2. Label a 50mL Erlenmeyer flask "A" and a 50mL beaker "R", the reaction beaker. For each run of the reaction, make up glassware as shown in the chart below. Between runs, rinse the flasks THOROUGHLY with distilled water.

Erlenmeyer A Erlenmeyer A  Reaction Beaker "R" (+ 2 drops fresh starch solution + magnetic bar) Reaction Beaker "R" (+ 2 drops fresh starch solution + magnetic bar) Reaction Beaker "R" (+ 2 drops fresh starch solution + magnetic bar)
Runs 0.2M KI (mL) 0.2M KCl (mL) 0.1M K2SO4 (mL) 0.1M K2SO4 (mL)

4.0x10-3 M*** S2O32- (mL)

1 10 0 5 5 5
2 5 5 5 5 5
3 2.5 7.5 5 5 5
4 5 5 7.5 2.5 5
5 5 5 10 0 5

3. For each run, start stirring the reaction beaker. Then, dump the contents of flask "A" into it and immediately begin timing. Record the "Blue Time" (the time in seconds needed for the solution to turn blue) for each run. Deposit all waste in the liquid waste container. ***Do not add the S2O3 2- solution until you are ready to mix mixtures A and R together.

Discussion and Calculations

Prepare the folowing graphs:

1. ln rate versus ln[S2O8 2-], for runs where [I-] is constant (runs 2, 4 and 5).
2. ln rate versus ln[I-], for runs where [S2O8 2-] is constant (runs 1, 2 and 3).
3. ln k versus 1/T for runs at constant concentrations but variable temperature.

For these graphs draw a best-fit line. The slopes of graph 1 and graph 2 will give you m and n, respectively (round them to their nearest integer values). The slope of graph 3 will give you -Ea/R and the intercept lnA.
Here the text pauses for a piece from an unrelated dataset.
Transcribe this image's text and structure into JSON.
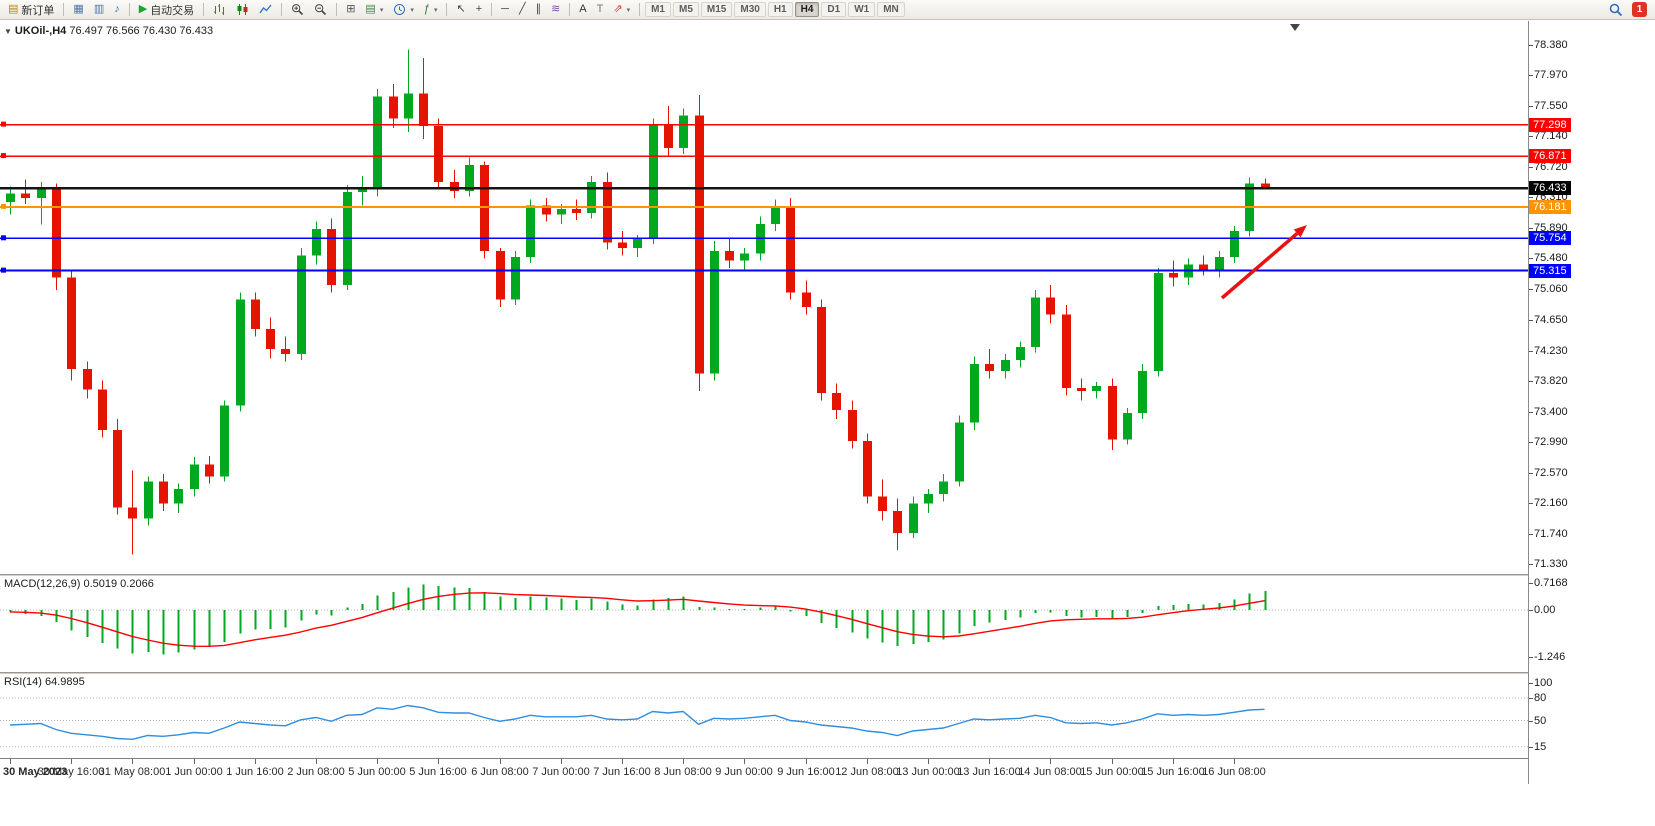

In your calculations, you should keep in mind that the starting concentration in the reaction vessel for each reagent is not simply what was printed on the bottle. For instance, for the first run in Part One, you used 20 mL of the 0.2M KI solution; however, when the reaction is run, the actual concentration of iodide, at start, is not 0.2M. Find the concentration of the two reagents (iodide and persulfate) used in each run (Hint: what dilutions have occurred?).

The rate for every run in this experiment can be calculated by:

$rate = \dfrac{[S_2O_3^{2-}]_{diluted} \times 5}{2 \times \25 \times time} = \dfrac{4.0 \times 10^{-4}}{time} Ms^-1$

Since the total volume in every reaction is 25 mL and 5 mL of the dilute thiosulfate solution is used in every reaction, the only quantity in this equation that will change is the time. Be sure to account for all dilutions in the sodium thiosulfate solution concentration.

Once you have determined m and n , the rate constant k is calculated from:

$k = \dfrac{rate}{[S_2O_8^{2-}]^m[I^-]^n}$

Your final k value (at room temperature) should be the average of the k values obtained for runs 1 through 5 in Part One. Make sure to give the units for k.

Goals

1. Determine the experimental rate law
2. Propose a mechanism consistent with the experimental rate law. (Do not worry if it is the correct mechanism, only that the experimental rate law can be derived from it)
3. Determine the activation energy and Arrhenius constant for the reaction.